28 March 2011

Finance Dork

File under: things that only Boondock ever found interesting or entertaining about me. In reality, my life changed the first time I ever set foot on the floor of the Chicago Board of Trade. All those childhood dreams of being the next Ryne Sandburg sank pretty quickly in the rushing river of tickers and bids and offers. Those aren't bids and asks, that equity-only stuff. It's bid or offered. I don't ask you a price, I offer you a price and I don't take your ask, I take your offer. Sorry E*Trade baby, I'm a stickler for such parlance accuracy.

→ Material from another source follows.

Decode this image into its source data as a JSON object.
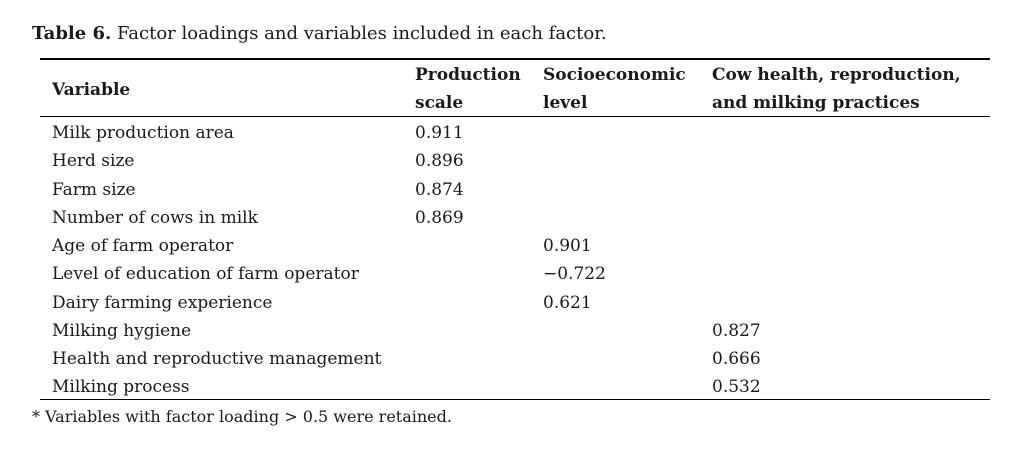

It's like the first time you ever got to count P&L in millions. That's when the director of our non-taxable desk told me to always remember that it's "just a job... and not your money", though I think he really meant those in inverse order of importance. Leave it to the guy in muni-land (the most retail focused of all market segments) to hold that view. At least the Harvard MBAs at Goldman Sachs really only mess with other lesser Harvard MBAs running large multi-national organizations. That whole Wall Street vs. Mainstreet sham only really exists in the land of punditry. It's much more Wall Street vs. Wall Street. The guys that hurt individual investors don't work in midtown, they're wealth managers and mid-tier brokers in CT or NJ that invest retail money in things they barely understand, not to mention their client's. Investment bankers are immoral and have agency issues, the latter group of guys are criminals and have competency issues. There is a difference between those two predicaments.

As for me, I've been lucky to always be on the buy side where I had no conflicts. I wanted to make money on every investment idea just as much for myself as for the clients whose money was being pushed around by some 20-something who spent his weekends with his head in CFA books instead of playing beer-pong in Alphabet-City. It worked out reasonably well. I covered financials in 2006-2009. Heck of a time to cut your teeth. Dinosaur quality by SPX: 666.

I'm told that I'm young yet, which is true by most measures. I've packed a lot into the last six years though. Figuring out what it all adds up to may be more a shell game at the moment. I have a lot left to do and a new appreciation for time. In any event, I'm at least in the right field and finding my way back to the exact right position in that field. It's like the first time you ever put a full-sized position on based on your work alone. Suddenly you dream in tick-values and it takes you a good week before you can do anything other than stare at the jacked excel spreadsheet you built in an effort to track your overall P&L for the fund. Eventually you calm down and just try to work harder and smarter than the other average looking white dudes who also know anyone who speaks on CNBC is either talking their book (the smart ones) or a self-aggrandizing laughing stock (the Jim Cramer syndrome).

I like it here. I'm better at this than most other things. I'm good with that. It isn't enough to sustain me in isolation but that is hard fought lesson I'm keeping with me.